Air Ministry, 13th March, 1942.

The KING has been graciously pleased to confer the VICTORIA CROSS on the undermentioned officer in recognition of most conspicuous bravery:—

Flying Officer Kenneth CAMPBELL (72446), Royal Air Force Volunteer Reserve (deceased), No. 22 Squadron.

This officer was the pilot of a Beaufort aircraft of Coastal Command which was detailed to attack an enemy battle cruiser in Brest Harbour at first light on the morning of 6th April 1941. The aircraft did not return but it is known that a torpedo attack was carried out with the utmost daring.

The battle cruiser was secured alongside the wall on the north shore of the harbour, protected by a stone mole bending around it from the west. On rising ground behind the ship stood protective batteries of guns. Other batteries were clustered thickly round the two arms of land which encircle the outer harbour. In this outer harbour near the mole were moored three heavily armed anti-aircraft ships, guarding the battle cruiser. Even if an aircraft succeeded in penetrating these formidable defences, it would be almost impossible, after delivering a low-level attack, to avoid crashing into the rising ground beyond.

This was well known to Flying Officer Campbell who, despising the heavy odds, went cheerfully and resolutely to the task. He ran the gauntlet of the defences. Coming in at almost sea level, he passed the anti-aircraft ships at less than mast-height in the very mouths of their guns and skimming over the mole launched a torpedo at point-blank range.
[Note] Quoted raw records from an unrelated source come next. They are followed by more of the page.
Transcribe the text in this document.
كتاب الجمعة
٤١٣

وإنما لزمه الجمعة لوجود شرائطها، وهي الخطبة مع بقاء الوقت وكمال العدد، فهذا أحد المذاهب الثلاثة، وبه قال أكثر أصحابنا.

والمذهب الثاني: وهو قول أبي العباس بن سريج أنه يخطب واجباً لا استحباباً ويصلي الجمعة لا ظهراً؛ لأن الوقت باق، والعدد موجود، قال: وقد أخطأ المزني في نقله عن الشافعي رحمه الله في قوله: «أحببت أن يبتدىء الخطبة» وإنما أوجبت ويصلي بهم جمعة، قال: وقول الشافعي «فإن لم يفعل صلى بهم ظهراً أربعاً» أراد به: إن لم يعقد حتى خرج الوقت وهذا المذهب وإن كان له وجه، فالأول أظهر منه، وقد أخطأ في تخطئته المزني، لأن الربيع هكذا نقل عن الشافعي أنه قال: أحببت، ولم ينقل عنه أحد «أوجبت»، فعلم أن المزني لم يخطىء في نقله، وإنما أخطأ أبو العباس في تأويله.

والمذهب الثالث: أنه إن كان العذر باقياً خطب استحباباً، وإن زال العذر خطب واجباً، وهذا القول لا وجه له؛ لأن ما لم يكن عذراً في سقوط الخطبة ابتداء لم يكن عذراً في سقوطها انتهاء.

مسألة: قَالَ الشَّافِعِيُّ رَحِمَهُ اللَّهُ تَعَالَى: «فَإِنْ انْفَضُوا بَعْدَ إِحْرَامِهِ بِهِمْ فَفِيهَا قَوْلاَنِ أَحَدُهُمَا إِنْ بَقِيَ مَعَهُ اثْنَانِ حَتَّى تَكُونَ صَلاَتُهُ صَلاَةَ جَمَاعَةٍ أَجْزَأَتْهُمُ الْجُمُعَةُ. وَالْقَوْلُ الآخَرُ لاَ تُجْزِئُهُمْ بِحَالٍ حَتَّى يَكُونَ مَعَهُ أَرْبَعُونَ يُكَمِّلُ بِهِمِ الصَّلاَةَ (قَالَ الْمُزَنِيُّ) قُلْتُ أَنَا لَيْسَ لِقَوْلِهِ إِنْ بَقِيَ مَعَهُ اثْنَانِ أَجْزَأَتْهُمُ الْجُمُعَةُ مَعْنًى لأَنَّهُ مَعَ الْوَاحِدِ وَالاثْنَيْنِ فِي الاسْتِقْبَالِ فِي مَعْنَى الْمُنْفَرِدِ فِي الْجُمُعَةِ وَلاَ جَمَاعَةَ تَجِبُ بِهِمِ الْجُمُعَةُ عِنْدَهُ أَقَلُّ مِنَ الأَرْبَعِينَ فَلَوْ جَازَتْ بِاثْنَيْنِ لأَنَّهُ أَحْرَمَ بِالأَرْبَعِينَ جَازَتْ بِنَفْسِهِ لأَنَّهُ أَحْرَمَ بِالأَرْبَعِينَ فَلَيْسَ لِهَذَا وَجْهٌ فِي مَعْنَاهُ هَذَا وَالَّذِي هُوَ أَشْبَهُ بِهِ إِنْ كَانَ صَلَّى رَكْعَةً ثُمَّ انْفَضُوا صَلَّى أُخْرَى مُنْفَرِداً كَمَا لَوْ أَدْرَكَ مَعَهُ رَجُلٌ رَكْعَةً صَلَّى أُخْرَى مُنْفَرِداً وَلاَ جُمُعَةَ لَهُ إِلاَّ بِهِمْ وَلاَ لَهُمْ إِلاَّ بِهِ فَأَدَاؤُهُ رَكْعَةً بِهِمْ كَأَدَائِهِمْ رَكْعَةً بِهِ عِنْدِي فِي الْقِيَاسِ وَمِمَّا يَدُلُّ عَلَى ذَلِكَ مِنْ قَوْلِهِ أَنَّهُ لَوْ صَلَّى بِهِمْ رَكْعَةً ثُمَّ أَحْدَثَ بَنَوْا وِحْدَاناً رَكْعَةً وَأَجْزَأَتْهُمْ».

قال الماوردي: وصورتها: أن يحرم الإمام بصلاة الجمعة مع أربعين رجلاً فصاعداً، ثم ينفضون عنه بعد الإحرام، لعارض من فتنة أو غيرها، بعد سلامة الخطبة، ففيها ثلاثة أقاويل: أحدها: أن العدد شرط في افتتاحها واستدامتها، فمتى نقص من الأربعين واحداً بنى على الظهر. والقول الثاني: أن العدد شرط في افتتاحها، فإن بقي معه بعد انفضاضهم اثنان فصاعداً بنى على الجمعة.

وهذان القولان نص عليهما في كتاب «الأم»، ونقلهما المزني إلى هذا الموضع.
The battle cruiser was severely damaged below the water-line and was obliged to return to the dock whence she had come only the day before.

By pressing home his attack at close quarters in the face of withering fire on a course fraught with extreme peril, Flying Officer Campbell displayed valour of the highest order.

==Legacy==
At a small ceremony in his home town of Saltcoats in Ayrshire on 6 April 2000, the 59th anniversary of Campbell's death at Brest, a memorial plaque and bench were unveiled by his sister-in-law, and his 90-year-old brother handed over his VC to the safekeeping of the commanding officer of the present-day No. 22 Squadron.

The RAF named their original Vickers VC10 aircraft after Victoria Cross holders. XR808 is named after Kenneth Campbell.

A memorial to him stands in his old school, Sedbergh in Cumbria, commemorating his brave deeds.

A room is named after him at the town headquarters of Cambridge University Air Squadron. At RAF Wittering, the RAF base used for flying training by CUAS, the Campbell Building is named after him, which hosts the CUAS and London University Air Squadron offices.